Tuesday, June 11, 2013

18 Jurors chosen for start of Whitey Bulger trial


Former mob boss and fugitive James ''Whitey'' Bulger is seen in a booking mug photo released to Reuters on August 1, 2011. REUTERS/U.S. Marshals Service/U.S. Department of Justice/Handout
Court officials on Tuesday seated a jury of 12 members and six alternates to hear the trial of accused mob boss James "Whitey" Bulger, after a difficult selection process for one of Boston's longest-running crime dramas.

The case has been highly publicized in Boston for decades and many of the hundreds of jurors questioned over the past week had personal connections, either knowing relatives of victims or law enforcement officials associated with the investigation. That added to the challenge of finding enough people who could be impartial to hear the trial.

Bulger, whose story inspired the 2006 Academy Award-winning film "The Departed," where Jack Nicholson played a character loosely based on him, sat quietly as the defense and prosecutors finished selections from what had been a poll of more than 800 potential jurors.

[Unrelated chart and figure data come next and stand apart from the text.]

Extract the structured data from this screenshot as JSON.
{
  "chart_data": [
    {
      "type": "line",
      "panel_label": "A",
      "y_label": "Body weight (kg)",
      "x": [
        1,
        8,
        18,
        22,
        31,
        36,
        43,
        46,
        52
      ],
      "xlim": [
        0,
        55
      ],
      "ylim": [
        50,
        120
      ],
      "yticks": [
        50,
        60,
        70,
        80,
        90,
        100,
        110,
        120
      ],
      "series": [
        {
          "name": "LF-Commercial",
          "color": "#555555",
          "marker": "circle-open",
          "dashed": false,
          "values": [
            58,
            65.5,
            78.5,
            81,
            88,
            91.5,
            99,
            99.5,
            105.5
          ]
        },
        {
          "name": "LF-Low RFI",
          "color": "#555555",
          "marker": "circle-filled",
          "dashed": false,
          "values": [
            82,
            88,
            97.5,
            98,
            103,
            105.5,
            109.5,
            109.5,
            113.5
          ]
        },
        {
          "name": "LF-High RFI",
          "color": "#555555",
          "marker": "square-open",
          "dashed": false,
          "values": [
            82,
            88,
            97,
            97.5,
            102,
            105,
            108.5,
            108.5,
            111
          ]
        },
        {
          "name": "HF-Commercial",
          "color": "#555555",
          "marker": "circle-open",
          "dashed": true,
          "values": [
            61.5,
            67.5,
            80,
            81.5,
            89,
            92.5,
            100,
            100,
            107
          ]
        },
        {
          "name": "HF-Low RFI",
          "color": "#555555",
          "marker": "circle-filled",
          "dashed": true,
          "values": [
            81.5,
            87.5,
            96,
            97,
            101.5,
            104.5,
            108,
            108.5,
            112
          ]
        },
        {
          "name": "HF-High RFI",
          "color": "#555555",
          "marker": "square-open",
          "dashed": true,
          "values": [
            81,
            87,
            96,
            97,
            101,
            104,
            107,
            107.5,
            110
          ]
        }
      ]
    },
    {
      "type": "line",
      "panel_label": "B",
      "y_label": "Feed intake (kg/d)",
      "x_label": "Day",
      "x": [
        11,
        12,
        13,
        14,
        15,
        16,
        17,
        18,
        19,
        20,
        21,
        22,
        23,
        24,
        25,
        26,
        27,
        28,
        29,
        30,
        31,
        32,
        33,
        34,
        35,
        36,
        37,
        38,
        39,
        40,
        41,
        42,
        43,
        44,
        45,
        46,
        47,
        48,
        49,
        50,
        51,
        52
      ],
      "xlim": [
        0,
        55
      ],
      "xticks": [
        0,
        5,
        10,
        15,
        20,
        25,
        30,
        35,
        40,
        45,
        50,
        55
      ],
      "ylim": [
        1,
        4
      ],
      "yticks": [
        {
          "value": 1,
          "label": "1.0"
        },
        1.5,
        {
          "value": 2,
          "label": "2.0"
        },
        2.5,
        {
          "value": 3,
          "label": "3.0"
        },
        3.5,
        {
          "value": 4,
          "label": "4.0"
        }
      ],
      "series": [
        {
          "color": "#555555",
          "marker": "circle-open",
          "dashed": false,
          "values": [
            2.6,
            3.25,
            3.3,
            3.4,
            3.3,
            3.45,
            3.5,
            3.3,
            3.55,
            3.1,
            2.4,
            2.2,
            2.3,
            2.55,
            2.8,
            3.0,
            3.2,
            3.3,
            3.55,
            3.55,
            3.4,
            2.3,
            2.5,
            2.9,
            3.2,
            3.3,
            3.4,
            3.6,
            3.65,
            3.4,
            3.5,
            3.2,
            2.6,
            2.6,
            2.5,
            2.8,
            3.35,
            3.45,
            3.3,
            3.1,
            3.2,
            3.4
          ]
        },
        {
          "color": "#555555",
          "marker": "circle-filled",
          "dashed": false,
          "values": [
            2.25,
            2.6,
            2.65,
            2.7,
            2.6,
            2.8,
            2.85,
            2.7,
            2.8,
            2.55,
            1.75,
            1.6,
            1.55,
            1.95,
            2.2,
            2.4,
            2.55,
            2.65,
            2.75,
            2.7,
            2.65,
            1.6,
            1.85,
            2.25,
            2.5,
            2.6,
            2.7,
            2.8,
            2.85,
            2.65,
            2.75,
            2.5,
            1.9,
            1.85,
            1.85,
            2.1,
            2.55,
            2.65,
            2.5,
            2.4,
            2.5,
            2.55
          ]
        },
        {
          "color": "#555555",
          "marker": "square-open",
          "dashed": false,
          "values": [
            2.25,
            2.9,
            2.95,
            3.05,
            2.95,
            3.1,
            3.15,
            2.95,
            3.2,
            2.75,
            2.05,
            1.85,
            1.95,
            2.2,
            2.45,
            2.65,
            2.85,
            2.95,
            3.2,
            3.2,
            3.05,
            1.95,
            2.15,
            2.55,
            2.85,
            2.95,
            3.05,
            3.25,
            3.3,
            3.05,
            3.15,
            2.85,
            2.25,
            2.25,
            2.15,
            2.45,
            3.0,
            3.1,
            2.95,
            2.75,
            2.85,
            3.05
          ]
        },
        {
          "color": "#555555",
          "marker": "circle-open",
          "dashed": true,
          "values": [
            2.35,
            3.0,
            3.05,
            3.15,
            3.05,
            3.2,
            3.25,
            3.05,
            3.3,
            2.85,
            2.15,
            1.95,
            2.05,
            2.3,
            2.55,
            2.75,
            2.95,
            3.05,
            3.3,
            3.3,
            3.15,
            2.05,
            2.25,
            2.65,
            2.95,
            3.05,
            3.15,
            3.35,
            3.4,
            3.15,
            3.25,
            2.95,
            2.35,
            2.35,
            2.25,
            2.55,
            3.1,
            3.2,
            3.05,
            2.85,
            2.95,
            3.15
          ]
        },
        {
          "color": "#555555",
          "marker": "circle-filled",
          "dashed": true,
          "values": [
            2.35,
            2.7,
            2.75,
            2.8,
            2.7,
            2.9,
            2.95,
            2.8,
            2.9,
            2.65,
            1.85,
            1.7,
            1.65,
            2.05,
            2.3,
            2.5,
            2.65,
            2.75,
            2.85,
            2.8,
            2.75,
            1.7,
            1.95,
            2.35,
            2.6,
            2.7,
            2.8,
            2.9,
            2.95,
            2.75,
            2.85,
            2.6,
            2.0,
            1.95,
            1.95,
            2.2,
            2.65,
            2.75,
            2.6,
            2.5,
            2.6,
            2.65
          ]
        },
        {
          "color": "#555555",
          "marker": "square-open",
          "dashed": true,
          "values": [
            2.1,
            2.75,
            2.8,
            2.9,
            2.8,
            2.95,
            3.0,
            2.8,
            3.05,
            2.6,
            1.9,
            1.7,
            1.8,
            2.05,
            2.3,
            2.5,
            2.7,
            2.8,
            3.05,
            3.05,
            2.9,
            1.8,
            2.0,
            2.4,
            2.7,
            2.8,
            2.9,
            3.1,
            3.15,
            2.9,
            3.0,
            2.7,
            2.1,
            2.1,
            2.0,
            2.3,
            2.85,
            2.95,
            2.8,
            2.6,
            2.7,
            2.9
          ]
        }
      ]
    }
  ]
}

The accused leader of Boston's "Winter Hill" crime gang fled Boston after a 1994 tip from a corrupt FBI agent that arrest was imminent. He spent 16 years on the lam before being arrested in a seaside apartment in California in June 2011.

U.S. District Judge Denise Casper warned the jurors not to read or watch news accounts of the trial or to discuss it among themselves or with other people.

Opening statements on Bulger's trial on 19 counts of murder, as well as racketeering and extortion, are set for Wednesday at the city's waterfront federal courtroom. Bulger, now 83, has pleaded not guilty on all charges and faces the possibility of life in prison if convicted.

His lawyers on Monday had asked for a delay in opening statements to allow them time to investigate claims that police had turned a blind eye to crimes committed by witness James Martorano after his release from prison.

Martorano confessed to 20 murders but served just 12 years in prison after cooperating with authorities and implicating Bulger.